5. Dalam ruang operasi hendaknya jumlah staf dibatasi dan menggunakan APD lengkap. Evakuasi
asap diatermi
6. Situasi risiko pembedahan termasuk penggunaan pelindung mata pada pasien batuk ataupun
pemasangan NGT sebagai salah satu prosedur yang berisiko. Hanya endoscopy emergency yang
dapat dilakukan. Prosedur Upper Gastrointestinal memiliki risiko tinggi aerosol dan wajib
menggunakan APD lengkap.

Americane College of Surgeons juga mengeluarkan guideline yang berisi

a. pertimbangan untuk kasus-kasus spesifik seperti hemorrhoid thrombosis akut yang disarankan
untuk non operatif bila memungkinkan ataupun pembedahan rawat jalan dengan local
anestesi.
b. Pembedahan emergency dapat dilakukan untuk perdarahan aktif atau stadium yang lebih
parah.
c. Kasus Apendiks akut tanpa komplikasi disarankan dengan trial antibiotic /iv terlebih dahulu.
d. Kasus kolelithiasis dan kolesistitis kronik disarankan untuk pemberian anti nyeri dan
penundaan operasi. Jika harus dilakukan operasi dapat dipertimbangkan laparaskopy
kolesistektomi untuk meminim. hospital stay.
Untuk kasus kolesistitis akut lebih disarankan pre-laparakopi , kecuali bila ruang operasi tidak
sesuai standar maka disarankan antibiotic/iv.

Di Indonesia sendiri dari PABI mengeluarkan pedoman kerja untuk pembatasan kunjungan pelayanan
ke poli bedah dan penundaan operasi seperti :

a. hernia tanpa komplikasi,


b. appendicitis kronis ,
c. luka diabetes tanpa komplikasi sistemik
d. Tumor jinak,
e. Tumor ganas risiko rendah,
f. SNNT / tanpa terapi hormonal.

Pengecualian kasus emergency.

Untuk pasien covid-19 teridentifikasi positif , harus mengoptimalkan :

a. Kondisi respirasi ( patensi away)


b. Kebutuhan oksigen
c. Perubahan foto thorak
d. AGD
e. Ada/tidak tanda syok
f. Gagal organ ada/tidak : gagal hati, gagal ginjal.

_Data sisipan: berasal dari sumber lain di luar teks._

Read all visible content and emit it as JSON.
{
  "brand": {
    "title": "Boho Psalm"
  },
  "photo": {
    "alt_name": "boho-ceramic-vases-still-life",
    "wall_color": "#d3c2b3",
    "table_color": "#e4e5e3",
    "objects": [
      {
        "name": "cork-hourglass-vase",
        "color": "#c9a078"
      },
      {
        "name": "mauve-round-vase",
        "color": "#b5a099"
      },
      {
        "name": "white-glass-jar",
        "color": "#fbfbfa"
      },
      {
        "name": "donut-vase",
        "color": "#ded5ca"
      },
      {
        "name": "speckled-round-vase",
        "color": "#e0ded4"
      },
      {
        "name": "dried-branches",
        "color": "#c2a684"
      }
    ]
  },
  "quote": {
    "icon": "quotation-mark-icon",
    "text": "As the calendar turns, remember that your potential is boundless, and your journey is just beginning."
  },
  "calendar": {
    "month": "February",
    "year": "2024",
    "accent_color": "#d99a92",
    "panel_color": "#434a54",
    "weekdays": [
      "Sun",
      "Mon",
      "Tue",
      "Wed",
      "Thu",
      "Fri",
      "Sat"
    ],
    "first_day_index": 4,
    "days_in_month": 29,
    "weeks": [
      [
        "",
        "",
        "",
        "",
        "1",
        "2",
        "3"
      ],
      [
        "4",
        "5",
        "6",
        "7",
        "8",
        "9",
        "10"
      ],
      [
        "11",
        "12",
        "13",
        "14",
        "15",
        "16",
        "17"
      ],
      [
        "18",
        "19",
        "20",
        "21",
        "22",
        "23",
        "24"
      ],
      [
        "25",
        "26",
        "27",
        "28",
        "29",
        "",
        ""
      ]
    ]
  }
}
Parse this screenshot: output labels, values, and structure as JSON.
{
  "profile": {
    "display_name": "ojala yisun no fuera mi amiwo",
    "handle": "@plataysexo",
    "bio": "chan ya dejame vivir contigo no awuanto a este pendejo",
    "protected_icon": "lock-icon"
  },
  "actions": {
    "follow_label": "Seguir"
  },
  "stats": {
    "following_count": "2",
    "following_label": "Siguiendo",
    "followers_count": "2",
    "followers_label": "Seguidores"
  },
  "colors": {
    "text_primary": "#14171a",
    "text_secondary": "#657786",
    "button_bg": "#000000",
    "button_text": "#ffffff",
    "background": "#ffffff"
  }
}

Contoh rekomendasi jika operasi urgen/emergency dengan covid-19 test rapid nya (+), adanya gejala
(+), pasien diperlakukan PDP maka APD level 3. Bila G/ negative, RT (-) operasinya dijalankan dengan
APD level 2 dan anestesi regional jika memungkinkan.

APD level 2 terdiri atas APD level 1 (baju khusus kerja, masker bedah 3 ply, gloves, head cap) ditambah
dengan masker N-95 , kaca mata google, surgical cap, dan gown.

APD level 3 terdir dari APD level 2 ditambah facies shields, apron, gown coverral, double/triple
gloves, dan boots.
Standar kelayakan ruang operasi :

1. Ruang koridor penerimaan dan ruang induksi anestesi memiliki atmosfir tekanan negatif
2. Kamar operasi, ruang persiapan, dan ruang Scrub memiliki atmosfir tekanan positif.